Les raisins de la colère, de John Steinbeck

Publié le 2 Avril 2021 par Alain Schmoll in Littérature, critique littéraire, lecture, romans

Avril 2021,

Considéré comme le chef-d’œuvre de l’écrivain américain John Steinbeck (1902-1968), Les Raisins de la colère est l’un des romans les plus célèbres de tous les temps. Publié en 1939, il a été porté à l’écran dès l’année suivante par John Ford, avec Henri Fonda dans le rôle principal. Le livre et le film ont multiplié les prix et les récompenses.
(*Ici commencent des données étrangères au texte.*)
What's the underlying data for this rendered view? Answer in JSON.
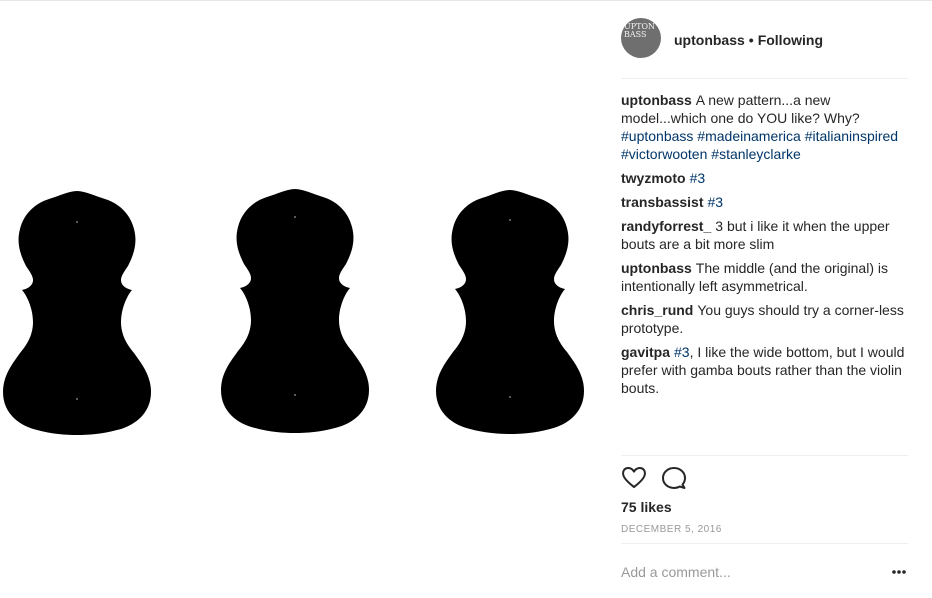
{
  "post": {
    "author": "uptonbass",
    "separator": "•",
    "follow_state": "Following",
    "avatar_text": "UPTON BASS"
  },
  "comments": [
    {
      "user": "uptonbass",
      "parts": [
        {
          "t": "A new pattern...a new model...which one do YOU like? Why? "
        },
        {
          "t": "#uptonbass",
          "tag": true
        },
        {
          "t": " "
        },
        {
          "t": "#madeinamerica",
          "tag": true
        },
        {
          "t": " "
        },
        {
          "t": "#italianinspired",
          "tag": true
        },
        {
          "t": " "
        },
        {
          "t": "#victorwooten",
          "tag": true
        },
        {
          "t": " "
        },
        {
          "t": "#stanleyclarke",
          "tag": true
        }
      ]
    },
    {
      "user": "twyzmoto",
      "parts": [
        {
          "t": "#3",
          "tag": true
        }
      ]
    },
    {
      "user": "transbassist",
      "parts": [
        {
          "t": "#3",
          "tag": true
        }
      ]
    },
    {
      "user": "randyforrest_",
      "parts": [
        {
          "t": "3 but i like it when the upper bouts are a bit more slim"
        }
      ]
    },
    {
      "user": "uptonbass",
      "parts": [
        {
          "t": "The middle (and the original) is intentionally left asymmetrical."
        }
      ]
    },
    {
      "user": "chris_rund",
      "parts": [
        {
          "t": "You guys should try a corner-less prototype."
        }
      ]
    },
    {
      "user": "gavitpa",
      "parts": [
        {
          "t": "#3",
          "tag": true
        },
        {
          "t": ", I like the wide bottom, but I would prefer with gamba bouts rather than the violin bouts."
        }
      ]
    }
  ],
  "engagement": {
    "likes": "75 likes",
    "date": "DECEMBER 5, 2016"
  },
  "comment_input": {
    "placeholder": "Add a comment..."
  },
  "icons": {
    "like": "heart-icon",
    "comment": "speech-bubble-icon",
    "more": "ellipsis-icon"
  },
  "colors": {
    "text": "#262626",
    "hashtag": "#003569",
    "muted": "#999999",
    "silhouette": "#000000"
  }
}
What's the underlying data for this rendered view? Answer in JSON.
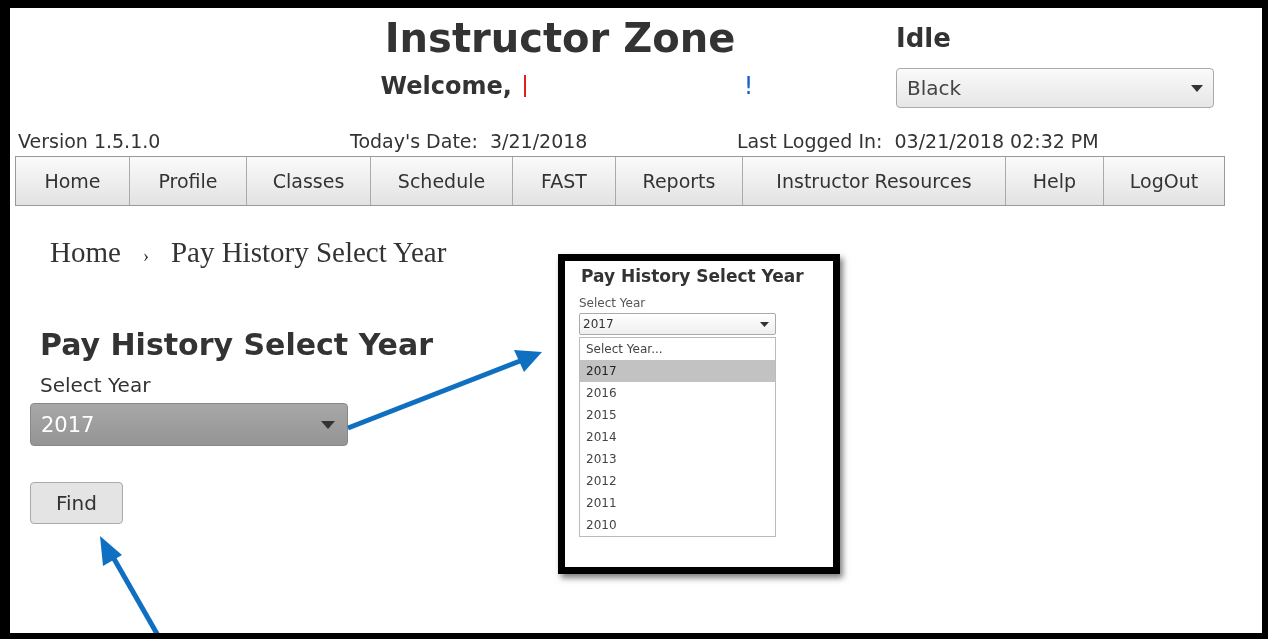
{
  "header": {
    "title": "Instructor Zone",
    "status": "Idle",
    "welcome": "Welcome,",
    "welcome_end": "!",
    "theme_select": {
      "value": "Black"
    }
  },
  "info": {
    "version": "Version 1.5.1.0",
    "date_label": "Today's Date:",
    "date": "3/21/2018",
    "last_label": "Last Logged In:",
    "last": "03/21/2018 02:32 PM"
  },
  "nav": [
    {
      "label": "Home"
    },
    {
      "label": "Profile"
    },
    {
      "label": "Classes"
    },
    {
      "label": "Schedule"
    },
    {
      "label": "FAST"
    },
    {
      "label": "Reports"
    },
    {
      "label": "Instructor Resources"
    },
    {
      "label": "Help"
    },
    {
      "label": "LogOut"
    }
  ],
  "breadcrumb": {
    "items": [
      {
        "label": "Home"
      },
      {
        "label": "Pay History Select Year"
      }
    ],
    "separator": "›"
  },
  "page": {
    "heading": "Pay History Select Year",
    "label": "Select Year",
    "select": {
      "value": "2017"
    },
    "find_button": "Find"
  },
  "inset": {
    "heading": "Pay History Select Year",
    "label": "Select Year",
    "select": {
      "value": "2017"
    },
    "options": [
      {
        "label": "Select Year...",
        "selected": false
      },
      {
        "label": "2017",
        "selected": true
      },
      {
        "label": "2016",
        "selected": false
      },
      {
        "label": "2015",
        "selected": false
      },
      {
        "label": "2014",
        "selected": false
      },
      {
        "label": "2013",
        "selected": false
      },
      {
        "label": "2012",
        "selected": false
      },
      {
        "label": "2011",
        "selected": false
      },
      {
        "label": "2010",
        "selected": false
      }
    ]
  }
}
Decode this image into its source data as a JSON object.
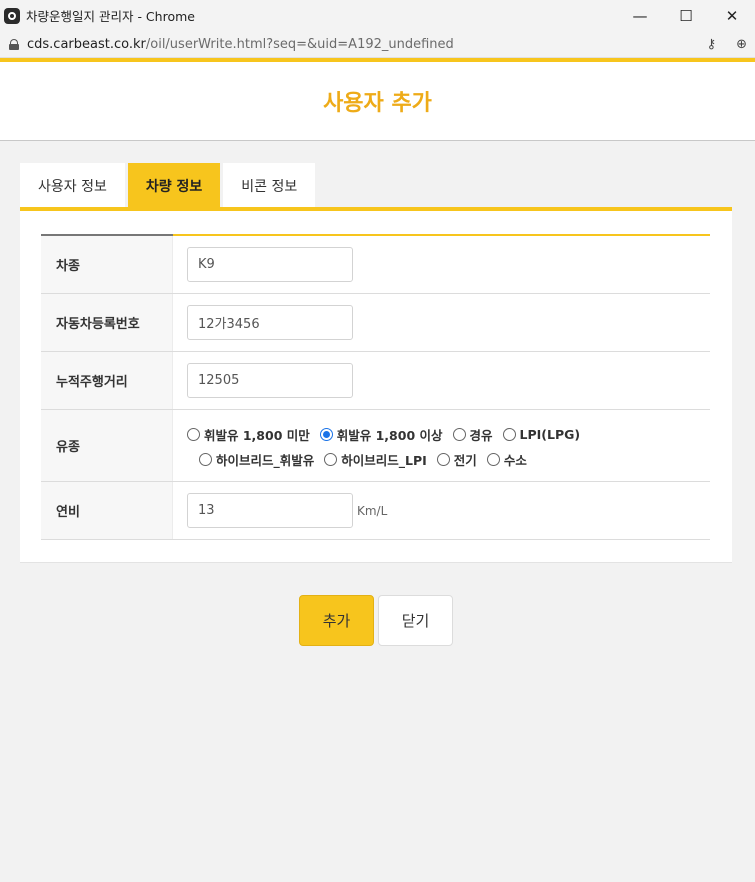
{
  "window": {
    "title": "차량운행일지 관리자 - Chrome",
    "controls": {
      "minimize": "—",
      "maximize": "☐",
      "close": "✕"
    }
  },
  "address": {
    "host": "cds.carbeast.co.kr",
    "path": "/oil/userWrite.html?seq=&uid=A192_undefined",
    "key_icon": "key-icon",
    "zoom_icon": "zoom-icon"
  },
  "page": {
    "title": "사용자 추가"
  },
  "tabs": [
    {
      "label": "사용자 정보",
      "active": false
    },
    {
      "label": "차량 정보",
      "active": true
    },
    {
      "label": "비콘 정보",
      "active": false
    }
  ],
  "form": {
    "car_type": {
      "label": "차종",
      "value": "K9"
    },
    "plate": {
      "label": "자동차등록번호",
      "value": "12가3456"
    },
    "mileage": {
      "label": "누적주행거리",
      "value": "12505"
    },
    "fuel": {
      "label": "유종",
      "options": [
        {
          "label": "휘발유 1,800 미만",
          "checked": false
        },
        {
          "label": "휘발유 1,800 이상",
          "checked": true
        },
        {
          "label": "경유",
          "checked": false
        },
        {
          "label": "LPI(LPG)",
          "checked": false
        },
        {
          "label": "하이브리드_휘발유",
          "checked": false
        },
        {
          "label": "하이브리드_LPI",
          "checked": false
        },
        {
          "label": "전기",
          "checked": false
        },
        {
          "label": "수소",
          "checked": false
        }
      ]
    },
    "efficiency": {
      "label": "연비",
      "value": "13",
      "unit": "Km/L"
    }
  },
  "buttons": {
    "add": "추가",
    "close": "닫기"
  },
  "colors": {
    "accent": "#f7c51d",
    "title": "#eeab18",
    "radio_checked": "#1a73e8"
  }
}
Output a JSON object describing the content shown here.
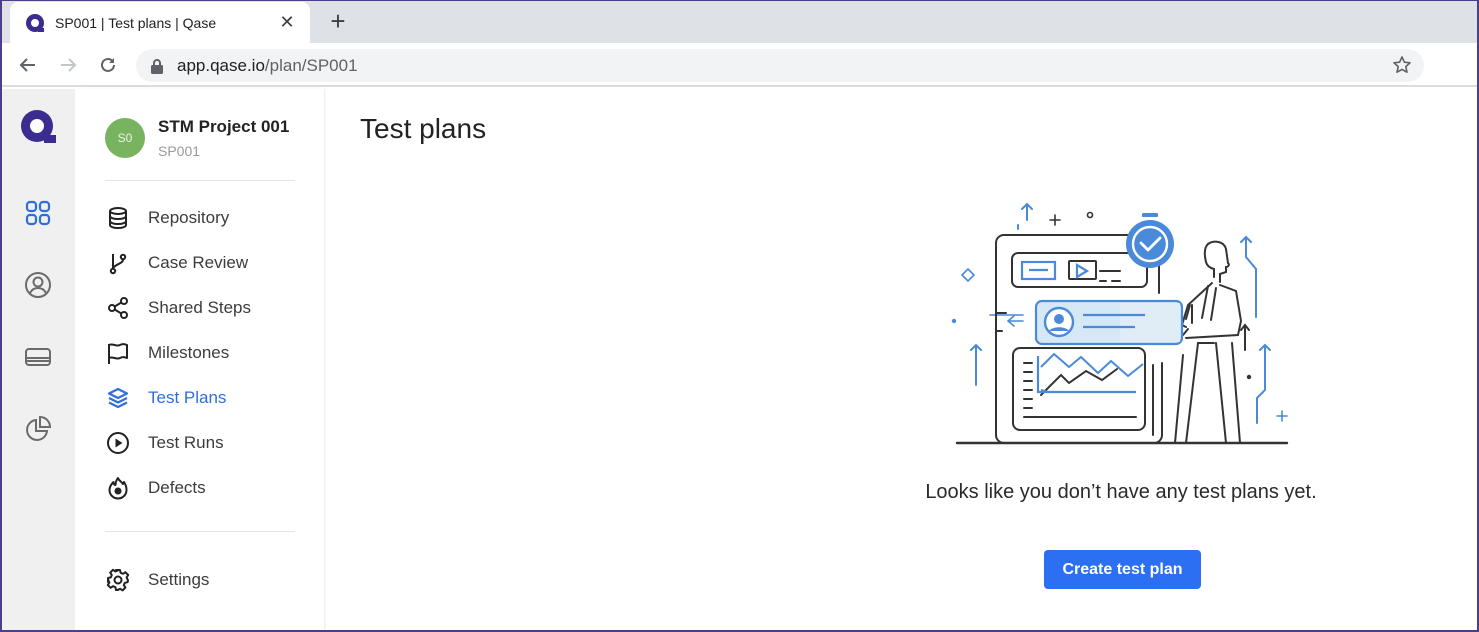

Dans l’Oklahoma, les terres des Joad ne rapportent rien et ne permettent plus à cette famille de métayers impécunieux de rembourser leurs emprunts bancaires. Ils sont expulsés. Que vont-ils devenir ? Des prospectus circulent, en provenance de Californie, vantant l’offre abondante d’emplois agricoles et la douceur de la vie quotidienne. Tentant !... Les Joad décident de s’exiler, ils ramassent ce qui est essentiel, bradent le reste pour une poignée de dollars et prennent la route à douze ou treize dans une vieille camionnette surchargée.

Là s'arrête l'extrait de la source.